De grands miroirs aux reflets flatteurs. Hypocrisie du réfléchissant. Des plantes vertes magnifiques. Bidons. Félonie du copié- plastique.

L'ascenceur.

Laisse tomber l'ascenceur!

Y a des tas de gens qui rêveraient d'avoir ça. Pour y vivre. C'est malheureux mais c'est vrai. Du cousu main. Avec moquette et tout et tout. Des miroirs, encore des miroirs. Tout autour. On s'auto-mate. Bienvenue au royaume de l'égo masturbatoir.

Sans hésiter, Folo appuie sue le 6.

Ca monte.

Sans bruit.

Un palladium à l'éternel destin. Ascendant. Descendant. Ascendant. Descendant. Ainsi va le dominus.

Il est tendu comme un arc, Folo. J'aurai pu dire comme un string mais ça fait moins de circonstance.

Sixième étage.

Un couloir, spacieux. Miroitisé, climatisé, aseptisé. Un couloir de clinique. Il fait froid dans le dos.

Les portes sont numérotées en chiffres d'or. Folo les flaire une à une.

Attends, je te la refais.

Il flaire les portes une-à une.

Comme un clébard.

Tu le crois, ça?

Puis il s'arrete. la patte dressée. La truffe au vent.

- C'est là. Sobretise-t-il.

Porte 667.

On échappe à la bête , mais de peu.

A vue d'ouïe, pas un chat.

Mais qu'est-ce qu'il foutait là, ce foutu félin? Ca rime à rien, cette histoire. Ca m'énerve!

Je sors l'ouvre-toi. La serrure dit "Amen". Sans pêne. Je suis l'empereur des serrures. Le pape du passe-partout. le grand Manitou de la vertevelle.

On entre. Prudemment.

Te dire que l'appart est vide, tu peux me croire, c'est pas une vue de l'esprit.

vide. Complètement.

Aucun meuble. Avec juste une moquette. Impeccable. Ca sent la désertion. Selon moi, depuis au moins un lustre.

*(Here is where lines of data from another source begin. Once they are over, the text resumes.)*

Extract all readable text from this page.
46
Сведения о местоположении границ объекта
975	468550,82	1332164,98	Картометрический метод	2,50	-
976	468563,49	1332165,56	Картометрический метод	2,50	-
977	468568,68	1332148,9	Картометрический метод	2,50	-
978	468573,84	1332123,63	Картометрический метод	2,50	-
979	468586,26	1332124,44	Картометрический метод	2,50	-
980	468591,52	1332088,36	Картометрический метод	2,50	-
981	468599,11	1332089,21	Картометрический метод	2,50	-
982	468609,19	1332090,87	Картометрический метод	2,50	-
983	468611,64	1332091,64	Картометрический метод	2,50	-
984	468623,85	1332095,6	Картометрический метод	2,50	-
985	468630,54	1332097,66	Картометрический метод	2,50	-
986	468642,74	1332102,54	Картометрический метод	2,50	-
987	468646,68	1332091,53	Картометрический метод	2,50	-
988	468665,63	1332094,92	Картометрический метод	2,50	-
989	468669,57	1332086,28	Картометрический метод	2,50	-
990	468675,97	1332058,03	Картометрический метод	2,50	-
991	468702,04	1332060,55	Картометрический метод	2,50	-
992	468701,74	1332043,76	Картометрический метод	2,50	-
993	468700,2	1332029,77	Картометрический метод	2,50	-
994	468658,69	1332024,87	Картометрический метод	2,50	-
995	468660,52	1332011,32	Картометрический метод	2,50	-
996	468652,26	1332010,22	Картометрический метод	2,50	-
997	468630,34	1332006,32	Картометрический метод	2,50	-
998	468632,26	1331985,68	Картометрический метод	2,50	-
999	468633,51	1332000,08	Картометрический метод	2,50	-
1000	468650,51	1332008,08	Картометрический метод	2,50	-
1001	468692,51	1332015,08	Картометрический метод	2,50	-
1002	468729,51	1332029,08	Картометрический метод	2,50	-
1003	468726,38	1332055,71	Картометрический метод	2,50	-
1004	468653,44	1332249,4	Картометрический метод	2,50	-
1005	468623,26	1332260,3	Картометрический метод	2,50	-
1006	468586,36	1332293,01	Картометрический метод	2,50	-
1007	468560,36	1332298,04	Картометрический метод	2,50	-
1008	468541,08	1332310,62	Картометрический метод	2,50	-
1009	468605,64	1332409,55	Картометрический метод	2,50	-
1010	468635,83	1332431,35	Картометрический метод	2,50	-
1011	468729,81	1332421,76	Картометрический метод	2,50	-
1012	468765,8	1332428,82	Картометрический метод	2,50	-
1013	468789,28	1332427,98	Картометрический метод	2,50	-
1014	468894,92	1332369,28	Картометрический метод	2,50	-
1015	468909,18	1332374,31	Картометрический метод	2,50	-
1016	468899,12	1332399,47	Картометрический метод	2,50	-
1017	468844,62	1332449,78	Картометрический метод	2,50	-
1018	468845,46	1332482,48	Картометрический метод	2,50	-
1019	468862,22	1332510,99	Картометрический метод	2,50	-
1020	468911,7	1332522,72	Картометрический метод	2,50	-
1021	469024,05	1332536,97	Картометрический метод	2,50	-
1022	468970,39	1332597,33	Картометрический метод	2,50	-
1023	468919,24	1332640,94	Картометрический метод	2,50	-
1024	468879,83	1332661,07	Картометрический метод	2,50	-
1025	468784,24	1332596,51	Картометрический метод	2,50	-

La fenètre est ouverte. Folo s'y précipite.

- Vous voyez en bas, la bagnole bleue? C'est son pneu qui s'est mangé la balle. D'ici, l'angle de tir est parfait. Ca s'est joué à ça, qu'il ait raté son coup.

- Donc, tu penses que le tireur était à cette fenêtre...

- Je pense pas. J'en suis sur. Instinct du chasseur. Dommage qu'il se soit fait la malle, parce-qu'il faut le retrouver et l'abattre.

Il plaisante vraiment pas, Folo. On dirait un soldat d'élite.

- Pour moi, il est déjà mort.

- Ok.. Mais en attendant, on fait quoi?

- Attends un moment.

A quatre pattes qu'il se met, Folo. Le museau dans la poussière. Il renifle le moindre centimètre tout autour de la fenètre. Remonte la plinthe. S'arrete. Renifle à nouveau. S'arrete encore. Recommence. Un sourire carnassier bavouille sur ses babines.

- Il reviendra. On va l'attendre.

- Sans blague! Et tu le sors d'où, ce "il reviendra"?

- Je l'ai flairé. je crois qu'il aime cet appart. Il doit s'y sentir bien.

- Se sentir bien au milieu de rien... Il est barjot, ce mec.

- Assez en tout cas pour avoir voulu m'abattre. Allez hop! On se met en planque.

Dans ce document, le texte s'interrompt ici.